Serkan Soyalan yazdı: Tarihe yolculuk
İstanbul’da Sadberk Hanım Müzesi’nin arkeoloji bölümü, tarihe ışık tutuyor.
Sevgi Gönül Binası’nda ziyaretçilerini ağırlayan eserler, MÖ 6000’den, Bizans döneminin sonuna kadar Anadolu’da yaşayan uygarlıkların kültürünü yansıtıyor.
Kronolojik bir düzende sergilenen eserlerin arasında gezinirken, uzun uzun durup düşünmeden ve o günlere gidip gelmekten kendimi alamadım.
Pişmiş toprak ya da metal kaplar, figürinler, ritüel semboller, cam eserler, sikkeler, süs eşyaları, tabletler ve heykeltraşlık eserleri ile mezar stelleri bu bölümde sergilenen eserler arasında yer alıyor.
Birinci kat vitrinlerinde Prehistorik ve Protohistorik dönemlere ait eserler sergilenmekte ve bu katta Neolitik dönemden başlayan kronolojik sergileme Frigler’e ait eserler ile son buluyor.
Bilindiği üzere Neolotik Çağ veya diğer bir adıyla Cilalı Taş Devri, önceki devirlere göre daha sert ve daha düzgün taş aletlerin yapıldığı bir devirdir. Topraktan veya kilden yapılan kaplar ateşte pişirilmiş, bunun sonucunda seramik sanatı başlamıştı.
İkinci kat vitrinlerinde Miken, Geometrik, Arkaik, Klasik ve Hellenistik dönem eserleri yer almakta ve son olarak 3’üncü katta da Roma ve Bizans dönemlerine ait eserler sergileniyor.

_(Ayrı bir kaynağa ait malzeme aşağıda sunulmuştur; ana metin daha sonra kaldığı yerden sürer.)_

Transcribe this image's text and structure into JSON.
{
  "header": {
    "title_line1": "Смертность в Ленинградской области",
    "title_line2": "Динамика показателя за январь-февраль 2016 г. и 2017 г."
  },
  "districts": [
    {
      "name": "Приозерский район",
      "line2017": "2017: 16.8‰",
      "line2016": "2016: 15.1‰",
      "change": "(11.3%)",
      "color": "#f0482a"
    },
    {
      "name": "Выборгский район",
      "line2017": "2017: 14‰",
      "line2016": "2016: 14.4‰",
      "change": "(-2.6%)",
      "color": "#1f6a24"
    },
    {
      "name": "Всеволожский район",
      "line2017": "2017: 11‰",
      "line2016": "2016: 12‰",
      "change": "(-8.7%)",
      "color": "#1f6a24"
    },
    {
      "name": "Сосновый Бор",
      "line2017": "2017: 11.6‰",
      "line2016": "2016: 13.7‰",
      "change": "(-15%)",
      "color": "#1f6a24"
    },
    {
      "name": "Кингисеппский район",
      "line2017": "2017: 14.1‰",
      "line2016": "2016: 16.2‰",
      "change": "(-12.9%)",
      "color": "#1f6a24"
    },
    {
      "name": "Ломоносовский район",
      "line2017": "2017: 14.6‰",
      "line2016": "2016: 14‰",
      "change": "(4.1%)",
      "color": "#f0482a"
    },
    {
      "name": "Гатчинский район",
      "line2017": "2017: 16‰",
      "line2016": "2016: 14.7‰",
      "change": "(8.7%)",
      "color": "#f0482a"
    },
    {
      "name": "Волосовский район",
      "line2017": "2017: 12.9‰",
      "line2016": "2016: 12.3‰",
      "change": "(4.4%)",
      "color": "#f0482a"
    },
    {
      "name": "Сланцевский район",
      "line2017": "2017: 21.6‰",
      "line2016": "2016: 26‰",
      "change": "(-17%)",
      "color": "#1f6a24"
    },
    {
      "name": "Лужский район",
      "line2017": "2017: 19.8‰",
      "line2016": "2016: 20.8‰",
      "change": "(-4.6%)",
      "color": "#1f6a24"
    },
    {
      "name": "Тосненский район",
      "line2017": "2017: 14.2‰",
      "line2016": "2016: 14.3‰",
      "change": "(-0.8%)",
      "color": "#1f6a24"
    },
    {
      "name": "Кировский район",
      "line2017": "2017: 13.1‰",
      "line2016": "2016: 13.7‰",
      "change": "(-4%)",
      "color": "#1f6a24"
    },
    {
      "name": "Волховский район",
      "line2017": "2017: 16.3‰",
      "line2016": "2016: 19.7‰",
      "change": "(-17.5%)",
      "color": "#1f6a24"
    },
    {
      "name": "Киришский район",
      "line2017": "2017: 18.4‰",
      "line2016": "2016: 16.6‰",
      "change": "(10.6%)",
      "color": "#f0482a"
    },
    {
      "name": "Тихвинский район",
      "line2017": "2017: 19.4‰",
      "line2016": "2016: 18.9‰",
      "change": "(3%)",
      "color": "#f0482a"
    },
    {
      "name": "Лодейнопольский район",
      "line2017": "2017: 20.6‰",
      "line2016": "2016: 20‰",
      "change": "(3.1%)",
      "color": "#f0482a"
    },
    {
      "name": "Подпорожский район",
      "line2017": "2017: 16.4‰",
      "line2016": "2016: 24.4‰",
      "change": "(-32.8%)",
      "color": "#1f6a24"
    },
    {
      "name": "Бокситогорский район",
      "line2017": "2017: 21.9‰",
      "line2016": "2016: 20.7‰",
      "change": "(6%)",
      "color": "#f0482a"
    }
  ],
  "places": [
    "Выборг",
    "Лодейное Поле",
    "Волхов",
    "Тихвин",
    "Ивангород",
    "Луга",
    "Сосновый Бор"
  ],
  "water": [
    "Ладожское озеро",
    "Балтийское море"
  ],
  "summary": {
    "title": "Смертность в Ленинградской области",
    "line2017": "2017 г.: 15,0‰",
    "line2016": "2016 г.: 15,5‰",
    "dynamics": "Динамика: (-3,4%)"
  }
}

Bu tip zengin müzeler, insanın gelişimini yakınen görmemiz açısından çok büyük önem arz etmekle birlikte, eski çağları, dönemleri de yakından tanımamıza neden oluyor. O yüzden ziyaret ettiğim bölgelerde bulunan arkeoloji müzelerini mutlaka ziyaret etmeye çalışıyorum.